Who was this creature who had just plopped down into his lighthouse and was not repulsed by his disfigurement? he asked himself.

She finished the composition and handed the violin to him.

“Wasn’t that a Bach?” he asked, turning away from her.

“Johann Sebastian himself,” she said. She seemed pleased that he had recognized the composer. “His Violin Sonata No. 4 in C minor. One of my favorites.”

He offered her tea, but she gave him, “Can’t stay. Got to get back. Why don’t I come out tomorrow earlier in the afternoon and give you a music lesson? Say, around three. I think you can use it. Otherwise you’re going to push your violin to suicide.”

He nodded a yes. She uttered a “see you” to his back and skipped down the stairwell two stairs at a time, humming a tune he thought might be “Alexander’s Ragtime Band.”

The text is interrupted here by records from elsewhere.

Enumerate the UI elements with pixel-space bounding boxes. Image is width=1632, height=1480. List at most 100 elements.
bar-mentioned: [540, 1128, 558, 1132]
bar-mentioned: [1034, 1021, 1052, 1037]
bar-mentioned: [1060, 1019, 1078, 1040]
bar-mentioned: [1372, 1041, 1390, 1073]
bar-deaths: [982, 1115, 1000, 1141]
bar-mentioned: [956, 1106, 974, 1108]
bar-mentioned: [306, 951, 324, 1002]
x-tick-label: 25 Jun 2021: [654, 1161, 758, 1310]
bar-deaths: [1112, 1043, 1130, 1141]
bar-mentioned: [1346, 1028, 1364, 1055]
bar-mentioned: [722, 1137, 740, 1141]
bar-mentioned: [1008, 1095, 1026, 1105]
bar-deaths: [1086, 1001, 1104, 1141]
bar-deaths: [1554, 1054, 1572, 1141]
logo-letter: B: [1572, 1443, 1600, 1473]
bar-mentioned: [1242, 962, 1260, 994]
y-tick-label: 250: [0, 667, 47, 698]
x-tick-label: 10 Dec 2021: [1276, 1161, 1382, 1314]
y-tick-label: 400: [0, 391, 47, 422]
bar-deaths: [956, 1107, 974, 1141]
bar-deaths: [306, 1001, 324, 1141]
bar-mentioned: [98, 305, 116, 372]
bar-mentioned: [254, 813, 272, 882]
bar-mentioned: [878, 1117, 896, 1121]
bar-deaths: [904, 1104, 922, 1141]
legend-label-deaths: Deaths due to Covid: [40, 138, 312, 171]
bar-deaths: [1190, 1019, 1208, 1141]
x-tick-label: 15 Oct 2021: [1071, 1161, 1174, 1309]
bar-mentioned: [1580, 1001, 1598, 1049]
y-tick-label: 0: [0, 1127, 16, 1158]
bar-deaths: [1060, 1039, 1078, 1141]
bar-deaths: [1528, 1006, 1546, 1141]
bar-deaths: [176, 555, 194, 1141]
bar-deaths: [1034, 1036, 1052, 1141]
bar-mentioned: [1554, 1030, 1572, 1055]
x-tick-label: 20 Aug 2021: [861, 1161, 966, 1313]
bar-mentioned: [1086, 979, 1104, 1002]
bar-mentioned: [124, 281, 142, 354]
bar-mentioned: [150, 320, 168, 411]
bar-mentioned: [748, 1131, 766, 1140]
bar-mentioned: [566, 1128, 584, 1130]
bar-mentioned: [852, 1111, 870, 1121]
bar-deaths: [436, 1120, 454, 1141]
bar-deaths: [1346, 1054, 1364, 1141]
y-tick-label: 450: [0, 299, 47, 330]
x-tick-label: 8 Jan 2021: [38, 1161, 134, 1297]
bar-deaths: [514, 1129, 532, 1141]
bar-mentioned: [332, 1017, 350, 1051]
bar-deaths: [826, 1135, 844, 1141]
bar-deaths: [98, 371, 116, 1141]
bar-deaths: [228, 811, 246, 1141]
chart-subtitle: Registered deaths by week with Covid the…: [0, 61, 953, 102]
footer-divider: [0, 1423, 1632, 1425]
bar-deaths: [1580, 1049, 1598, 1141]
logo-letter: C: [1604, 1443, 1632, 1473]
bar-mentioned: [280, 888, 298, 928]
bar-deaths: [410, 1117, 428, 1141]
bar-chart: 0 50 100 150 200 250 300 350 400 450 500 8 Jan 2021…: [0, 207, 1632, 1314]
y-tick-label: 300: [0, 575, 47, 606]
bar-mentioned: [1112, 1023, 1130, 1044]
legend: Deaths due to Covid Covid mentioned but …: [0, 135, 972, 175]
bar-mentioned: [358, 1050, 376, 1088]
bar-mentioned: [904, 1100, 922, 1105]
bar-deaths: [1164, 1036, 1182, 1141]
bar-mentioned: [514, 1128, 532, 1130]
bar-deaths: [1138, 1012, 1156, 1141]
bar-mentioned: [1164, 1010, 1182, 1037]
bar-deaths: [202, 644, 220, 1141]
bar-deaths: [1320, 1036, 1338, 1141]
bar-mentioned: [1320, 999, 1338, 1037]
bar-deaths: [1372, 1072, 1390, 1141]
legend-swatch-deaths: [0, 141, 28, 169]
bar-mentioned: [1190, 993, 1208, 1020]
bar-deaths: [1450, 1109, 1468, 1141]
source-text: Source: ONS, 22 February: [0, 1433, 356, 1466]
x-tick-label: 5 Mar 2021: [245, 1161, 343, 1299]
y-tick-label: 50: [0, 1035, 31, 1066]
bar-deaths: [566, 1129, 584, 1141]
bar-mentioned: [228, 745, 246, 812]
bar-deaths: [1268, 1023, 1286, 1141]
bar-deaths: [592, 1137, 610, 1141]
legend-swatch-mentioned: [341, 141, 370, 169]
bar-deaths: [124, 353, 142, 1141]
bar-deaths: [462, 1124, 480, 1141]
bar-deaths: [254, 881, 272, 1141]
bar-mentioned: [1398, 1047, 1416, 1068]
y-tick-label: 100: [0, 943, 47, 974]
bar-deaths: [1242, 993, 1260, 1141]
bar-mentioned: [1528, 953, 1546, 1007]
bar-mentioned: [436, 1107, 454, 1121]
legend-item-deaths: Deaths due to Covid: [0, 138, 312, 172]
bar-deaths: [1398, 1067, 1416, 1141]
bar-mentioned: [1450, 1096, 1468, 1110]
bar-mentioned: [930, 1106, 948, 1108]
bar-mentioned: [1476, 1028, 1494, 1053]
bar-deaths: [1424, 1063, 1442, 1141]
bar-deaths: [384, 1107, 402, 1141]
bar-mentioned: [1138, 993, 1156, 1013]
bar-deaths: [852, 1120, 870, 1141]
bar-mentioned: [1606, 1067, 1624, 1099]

Over the next few weeks, her “see you” turned into a daily activity of violin lessons and beach walks and lighthouse painting and Henry began to feel comfortable around her. He liked her and so did Basset, and soon they were engaged. She turned eighteen, and they were married. It was a private ceremony with only her father and a minister present. Her mother had died when she was born. She moved into his cottage next door to the lighthouse tower. There they lived together for thirty-three years.

Henry stared at the postcard again. My God, how he missed Rose.

“Dad,” Alice pleaded. “Look at me please.”

“I can’t stay,” Henry said, turning back towards his only child.

At just that moment, Sarah came into the room, rubbing her eyes awake. She climbed onto her grandfather’s lap. She had white confetti in her hair. It looked like Rose’s long, curly hair after she had let it grow.

“Haven’t I told you, Sarah Roselyn Waverly to keep out of the confetti? We only bring it out for special occasions, and this is no special occasion.”

“But it is, Mommy.”

“What occasion is it, dear?” Alice asked.

“Grandpa’s here.” Sarah hugged her grandfather and whispered in his ear, “I love you, Grandpa.” She relaxed on his lap. “I had a bad dream,” she said.

“A bad dream?” Henry asked.

“I dreamed that you had a nose,” Sarah said, gazing up into his eyes. “I didn’t like it. I like you just the way you are. You’re my Grandpa Gargoyle, and I love you.”

Henry stared into his granddaughter’s eyes and Rose’s eyes smiled back at him.